Wanneer wij in het geloof blijven volharden, zal het bonnetje ‘ingewisseld’ worden voor onze hemelse woningen bij God. Nu al mogen wij ons verheugen over deze heerlijke toekomst.

Geloven is dus een besluit dat je nu neemt (of al hebt genomen), is een zekerheid dat je ontvang wat God heeft beloofd en waar je in hoopt, en is een bewijs dat je daadwerkelijk bent gered.

Als laatste is geloven ook vertrouwen. Je vertrouwt op God. Je vertrouwt dat het werk van Jezus Christus genoeg was om jou te redden van de eeuwige dood. Je vertrouwt je gehele leven aan Hem toe. Vaak als iemand tot geloof is gekomen, dan hoor je diegene zeggen: ‘Ik heb mijn leven aan Jezus gegeven’. Dit is erg mooi. Maar wanneer jij je leven aan Jezus hebt gegeven, dan betekent dit dus dat jij niet meer van jezelf bent. Je behoort nu Jezus toe. Wanneer je in geloof zegt: ‘ik heb mijn leven aan Jezus gegeven’, dan weet jij dat jij je volledige vertrouwen aan Jezus hebt gegeven. Je vertrouwt erop dat Jezus jouw leven beter stuurt en leidt, dan toen jij zelf alle beslissingen nam. Betekent dit dat je voortaan als een robot achter Jezus aan loopt? Nee. Alsnog mag je zelf beslissingen nemen, ook al kunnen sommige beslissingen tegen de Bijbel ingaan. Jezus zal je niet tegenhouden wanneer je iets stoms gaat doen. Jezus is niet een dictator die jouw leven beheerst tegen jouw eigen wil in. Maar wanneer je Jezus echt vertrouwt, dan luister jij naar Zijn stem en Zijn geboden. Je weet namelijk dat Jezus beter weet hoe jij moet leven, dan dat je dit zelf weet. Je weet dat je op Hem kan vertrouwen, ook al weet je zelf de uitkomst nog niet.

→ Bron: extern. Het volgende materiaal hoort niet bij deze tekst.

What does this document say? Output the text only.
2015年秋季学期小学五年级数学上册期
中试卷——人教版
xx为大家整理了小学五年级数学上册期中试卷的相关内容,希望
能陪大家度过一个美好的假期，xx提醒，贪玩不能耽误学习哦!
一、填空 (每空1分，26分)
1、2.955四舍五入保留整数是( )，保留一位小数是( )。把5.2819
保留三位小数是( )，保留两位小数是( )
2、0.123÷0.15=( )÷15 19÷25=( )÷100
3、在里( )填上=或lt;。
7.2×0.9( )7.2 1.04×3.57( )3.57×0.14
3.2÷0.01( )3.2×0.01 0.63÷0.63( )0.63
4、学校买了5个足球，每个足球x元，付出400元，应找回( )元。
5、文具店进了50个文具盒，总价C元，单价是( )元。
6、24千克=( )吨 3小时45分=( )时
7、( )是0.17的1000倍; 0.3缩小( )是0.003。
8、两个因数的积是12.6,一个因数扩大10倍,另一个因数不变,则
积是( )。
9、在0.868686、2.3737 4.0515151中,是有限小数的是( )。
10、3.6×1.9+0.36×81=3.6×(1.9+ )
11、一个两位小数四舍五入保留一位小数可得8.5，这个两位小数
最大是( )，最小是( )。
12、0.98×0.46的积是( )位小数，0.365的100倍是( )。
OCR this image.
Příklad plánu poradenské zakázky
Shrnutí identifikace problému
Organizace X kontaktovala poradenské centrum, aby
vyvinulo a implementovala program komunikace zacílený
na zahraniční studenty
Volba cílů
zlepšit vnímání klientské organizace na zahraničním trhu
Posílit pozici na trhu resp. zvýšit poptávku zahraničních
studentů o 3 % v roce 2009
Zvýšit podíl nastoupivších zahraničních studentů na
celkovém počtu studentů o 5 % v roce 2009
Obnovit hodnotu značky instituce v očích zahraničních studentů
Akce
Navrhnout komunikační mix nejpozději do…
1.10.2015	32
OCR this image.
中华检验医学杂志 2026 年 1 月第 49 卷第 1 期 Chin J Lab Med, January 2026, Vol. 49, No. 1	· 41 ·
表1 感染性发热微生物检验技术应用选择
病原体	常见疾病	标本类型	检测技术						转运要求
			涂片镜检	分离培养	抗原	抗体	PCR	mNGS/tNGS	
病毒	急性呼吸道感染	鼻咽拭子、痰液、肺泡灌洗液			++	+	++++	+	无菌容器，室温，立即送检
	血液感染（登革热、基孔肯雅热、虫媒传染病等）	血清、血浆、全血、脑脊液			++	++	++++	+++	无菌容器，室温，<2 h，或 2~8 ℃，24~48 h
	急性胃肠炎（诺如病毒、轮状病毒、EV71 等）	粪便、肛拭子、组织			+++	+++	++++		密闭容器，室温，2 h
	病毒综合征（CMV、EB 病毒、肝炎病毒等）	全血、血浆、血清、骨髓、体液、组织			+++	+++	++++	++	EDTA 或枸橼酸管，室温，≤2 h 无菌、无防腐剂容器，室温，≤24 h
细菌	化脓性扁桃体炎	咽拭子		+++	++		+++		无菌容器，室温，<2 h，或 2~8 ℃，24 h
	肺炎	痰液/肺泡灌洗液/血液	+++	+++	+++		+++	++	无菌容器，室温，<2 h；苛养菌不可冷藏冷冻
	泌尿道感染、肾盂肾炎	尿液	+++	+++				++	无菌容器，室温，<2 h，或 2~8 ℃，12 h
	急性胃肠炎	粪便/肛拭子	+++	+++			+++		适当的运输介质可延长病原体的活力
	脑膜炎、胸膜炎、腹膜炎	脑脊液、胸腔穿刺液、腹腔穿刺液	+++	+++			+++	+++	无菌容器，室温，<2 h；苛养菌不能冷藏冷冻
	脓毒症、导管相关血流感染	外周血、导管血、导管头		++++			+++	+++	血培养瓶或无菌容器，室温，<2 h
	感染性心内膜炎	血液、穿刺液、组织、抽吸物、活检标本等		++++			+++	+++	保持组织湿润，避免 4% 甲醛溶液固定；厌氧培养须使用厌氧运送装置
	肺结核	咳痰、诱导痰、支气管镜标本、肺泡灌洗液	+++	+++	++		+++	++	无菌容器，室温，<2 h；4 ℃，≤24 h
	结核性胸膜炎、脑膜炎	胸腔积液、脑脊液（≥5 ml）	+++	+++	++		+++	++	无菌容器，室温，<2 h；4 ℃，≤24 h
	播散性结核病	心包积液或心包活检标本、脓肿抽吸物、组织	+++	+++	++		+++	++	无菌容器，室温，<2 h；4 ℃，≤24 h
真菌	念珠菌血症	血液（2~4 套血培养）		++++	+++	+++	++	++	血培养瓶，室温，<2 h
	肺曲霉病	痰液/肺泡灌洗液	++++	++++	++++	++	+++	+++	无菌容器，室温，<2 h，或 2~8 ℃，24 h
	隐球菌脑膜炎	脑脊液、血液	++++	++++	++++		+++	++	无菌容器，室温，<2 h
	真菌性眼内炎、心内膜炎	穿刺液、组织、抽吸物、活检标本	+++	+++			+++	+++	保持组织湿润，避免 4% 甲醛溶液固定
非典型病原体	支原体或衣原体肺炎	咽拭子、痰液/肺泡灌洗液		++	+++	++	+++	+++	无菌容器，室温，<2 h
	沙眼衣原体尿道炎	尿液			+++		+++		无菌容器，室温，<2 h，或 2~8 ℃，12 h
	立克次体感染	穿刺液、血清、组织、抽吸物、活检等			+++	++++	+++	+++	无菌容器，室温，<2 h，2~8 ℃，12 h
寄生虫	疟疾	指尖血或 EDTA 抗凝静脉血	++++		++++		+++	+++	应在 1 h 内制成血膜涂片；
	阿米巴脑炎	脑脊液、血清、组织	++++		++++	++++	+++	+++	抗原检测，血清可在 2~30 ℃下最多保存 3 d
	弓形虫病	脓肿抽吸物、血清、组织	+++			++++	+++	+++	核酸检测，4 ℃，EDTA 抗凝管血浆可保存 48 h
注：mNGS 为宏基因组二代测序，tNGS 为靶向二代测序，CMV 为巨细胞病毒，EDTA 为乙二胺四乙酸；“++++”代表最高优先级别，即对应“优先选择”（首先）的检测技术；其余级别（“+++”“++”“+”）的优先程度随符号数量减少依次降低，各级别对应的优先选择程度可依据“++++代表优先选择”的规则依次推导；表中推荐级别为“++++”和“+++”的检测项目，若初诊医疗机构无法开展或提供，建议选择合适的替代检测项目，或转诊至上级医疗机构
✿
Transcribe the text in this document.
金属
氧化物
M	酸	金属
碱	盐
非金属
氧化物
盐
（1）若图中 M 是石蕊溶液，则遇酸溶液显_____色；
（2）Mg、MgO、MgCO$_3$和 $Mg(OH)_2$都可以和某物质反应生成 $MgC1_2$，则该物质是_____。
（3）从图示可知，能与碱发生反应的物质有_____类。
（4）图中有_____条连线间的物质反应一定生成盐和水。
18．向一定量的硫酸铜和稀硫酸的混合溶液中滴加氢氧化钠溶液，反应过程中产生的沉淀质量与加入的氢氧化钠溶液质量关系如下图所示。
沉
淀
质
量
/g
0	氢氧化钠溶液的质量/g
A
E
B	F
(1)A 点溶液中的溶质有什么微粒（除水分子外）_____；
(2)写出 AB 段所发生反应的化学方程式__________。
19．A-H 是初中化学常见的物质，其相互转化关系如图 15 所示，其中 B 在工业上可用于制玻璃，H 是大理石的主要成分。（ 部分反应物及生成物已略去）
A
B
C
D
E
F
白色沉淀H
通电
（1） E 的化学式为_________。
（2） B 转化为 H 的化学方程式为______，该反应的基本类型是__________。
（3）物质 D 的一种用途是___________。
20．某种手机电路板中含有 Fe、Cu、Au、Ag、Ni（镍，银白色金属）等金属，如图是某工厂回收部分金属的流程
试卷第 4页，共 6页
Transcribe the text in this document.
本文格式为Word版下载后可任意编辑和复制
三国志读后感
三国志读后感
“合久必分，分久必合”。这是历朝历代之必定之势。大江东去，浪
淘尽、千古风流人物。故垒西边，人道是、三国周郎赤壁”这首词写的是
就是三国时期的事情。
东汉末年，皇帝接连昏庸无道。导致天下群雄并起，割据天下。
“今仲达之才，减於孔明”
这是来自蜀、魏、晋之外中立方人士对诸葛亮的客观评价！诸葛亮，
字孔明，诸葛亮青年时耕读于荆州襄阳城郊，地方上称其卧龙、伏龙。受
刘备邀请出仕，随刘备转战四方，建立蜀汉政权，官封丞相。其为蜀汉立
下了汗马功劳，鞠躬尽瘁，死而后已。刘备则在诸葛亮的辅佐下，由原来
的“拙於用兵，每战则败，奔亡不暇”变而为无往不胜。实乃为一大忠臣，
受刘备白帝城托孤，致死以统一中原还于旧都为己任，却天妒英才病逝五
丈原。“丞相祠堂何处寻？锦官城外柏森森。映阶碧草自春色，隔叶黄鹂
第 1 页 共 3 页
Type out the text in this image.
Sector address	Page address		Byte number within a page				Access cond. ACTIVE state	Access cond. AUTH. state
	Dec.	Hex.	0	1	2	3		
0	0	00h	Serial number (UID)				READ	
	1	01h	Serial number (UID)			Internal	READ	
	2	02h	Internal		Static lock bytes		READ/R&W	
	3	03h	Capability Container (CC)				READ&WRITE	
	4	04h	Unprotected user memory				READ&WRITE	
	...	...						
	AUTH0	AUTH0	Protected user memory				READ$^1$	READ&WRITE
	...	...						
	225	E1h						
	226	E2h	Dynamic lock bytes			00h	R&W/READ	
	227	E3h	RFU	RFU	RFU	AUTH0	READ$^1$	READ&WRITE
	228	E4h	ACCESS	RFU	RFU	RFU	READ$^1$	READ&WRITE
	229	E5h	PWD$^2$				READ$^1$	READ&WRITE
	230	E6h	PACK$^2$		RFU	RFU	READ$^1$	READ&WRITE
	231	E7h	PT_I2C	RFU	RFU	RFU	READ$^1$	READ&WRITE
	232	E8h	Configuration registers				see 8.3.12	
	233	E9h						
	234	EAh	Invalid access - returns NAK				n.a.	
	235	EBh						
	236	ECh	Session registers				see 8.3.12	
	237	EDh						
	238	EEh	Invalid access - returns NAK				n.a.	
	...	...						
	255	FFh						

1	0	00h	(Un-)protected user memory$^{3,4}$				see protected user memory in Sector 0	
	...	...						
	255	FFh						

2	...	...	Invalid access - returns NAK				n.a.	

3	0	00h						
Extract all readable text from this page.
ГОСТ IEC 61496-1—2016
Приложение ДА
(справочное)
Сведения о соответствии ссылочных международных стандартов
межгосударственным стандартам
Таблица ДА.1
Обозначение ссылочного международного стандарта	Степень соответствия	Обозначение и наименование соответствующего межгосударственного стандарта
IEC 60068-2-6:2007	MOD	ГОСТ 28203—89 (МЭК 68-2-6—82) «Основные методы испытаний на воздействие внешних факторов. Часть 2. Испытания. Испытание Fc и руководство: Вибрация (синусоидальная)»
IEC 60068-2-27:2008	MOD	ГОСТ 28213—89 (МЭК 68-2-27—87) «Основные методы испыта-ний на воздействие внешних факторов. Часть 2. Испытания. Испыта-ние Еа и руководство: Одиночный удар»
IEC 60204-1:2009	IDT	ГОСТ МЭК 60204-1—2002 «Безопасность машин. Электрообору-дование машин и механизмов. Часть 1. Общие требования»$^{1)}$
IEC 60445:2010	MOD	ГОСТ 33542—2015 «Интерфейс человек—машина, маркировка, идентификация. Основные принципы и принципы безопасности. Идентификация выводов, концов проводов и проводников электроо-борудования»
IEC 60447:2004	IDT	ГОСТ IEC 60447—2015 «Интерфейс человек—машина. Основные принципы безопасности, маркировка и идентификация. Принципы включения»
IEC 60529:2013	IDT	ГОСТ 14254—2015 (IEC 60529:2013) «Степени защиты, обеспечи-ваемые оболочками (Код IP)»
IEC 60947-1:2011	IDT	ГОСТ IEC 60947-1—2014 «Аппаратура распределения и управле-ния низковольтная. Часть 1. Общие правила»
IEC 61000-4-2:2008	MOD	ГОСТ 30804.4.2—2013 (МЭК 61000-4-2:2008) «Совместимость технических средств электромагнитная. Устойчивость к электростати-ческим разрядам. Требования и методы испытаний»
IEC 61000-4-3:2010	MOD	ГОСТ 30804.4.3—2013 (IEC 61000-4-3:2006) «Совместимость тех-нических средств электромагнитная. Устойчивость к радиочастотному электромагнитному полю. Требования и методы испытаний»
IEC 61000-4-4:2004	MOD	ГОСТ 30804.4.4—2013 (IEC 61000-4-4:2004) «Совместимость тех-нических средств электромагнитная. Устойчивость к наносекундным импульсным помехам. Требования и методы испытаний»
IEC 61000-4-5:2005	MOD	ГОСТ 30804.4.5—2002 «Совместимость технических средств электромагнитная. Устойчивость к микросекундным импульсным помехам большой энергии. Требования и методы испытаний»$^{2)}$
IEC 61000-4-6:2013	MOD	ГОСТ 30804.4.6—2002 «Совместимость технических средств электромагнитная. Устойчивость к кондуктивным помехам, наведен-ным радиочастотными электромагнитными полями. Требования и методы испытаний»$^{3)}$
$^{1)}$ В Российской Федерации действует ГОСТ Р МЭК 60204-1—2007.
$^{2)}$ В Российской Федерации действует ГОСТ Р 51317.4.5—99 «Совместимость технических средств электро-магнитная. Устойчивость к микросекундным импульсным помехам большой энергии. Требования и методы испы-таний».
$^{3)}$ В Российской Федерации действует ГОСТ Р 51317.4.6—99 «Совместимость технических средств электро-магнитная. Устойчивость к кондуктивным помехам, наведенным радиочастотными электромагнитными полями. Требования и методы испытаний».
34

Stel, je wilt trouwen. Je hebt een leuke vrouw gevonden om mee te trouwen, maar steeds ervaar je onrust in jouw geest. Jezus maakt steeds duidelijk dat dit niet de vrouw is om jouw leven mee te delen. Je kan tegen dit gevoel ingaan, en alsnog trouwen. Maar wanneer je getrouwd bent, zie je plotseling dat zij toch niet bij jou past. Je kan ook naar Jezus luisteren en niet trouwen. En een jaar later kom je wel de vrouw tegen die voor jou bestemd is. Zelf mag je kiezen. Vertrouw ik op Jezus Zijn woorden, ook al doet dit voor nu pijn en zie ik geen andere uitkomst? Of kies ik voor mijn eigen wil?

Zie je ook dat geloven niet een eenmalig besluit is? Elke dag moeten wij in Jezus geloven. Of, met andere woorden: elke dag mogen wij op Hem vertrouwen. Geloven en vertrouwen op Jezus mag onze levensstijl worden.

Want de gerechtigheid van God wordt daarin geopenbaard uit geloof tot geloof, zoals geschreven is: Maar de rechtvaardige zal uit het geloof leven. (Romeinen 1:17)

Uit het geloof zullen wij leven. Dit begint op dag 1, wanneer wij zeggen: ‘Jezus, ik geloof in U, ik vertrouw erop dat U voor mij bent gestorven en opgestaan en ik vertrouw dat U al mijn zonden heeft vergeven en dat ik een kind van U ben geworden.’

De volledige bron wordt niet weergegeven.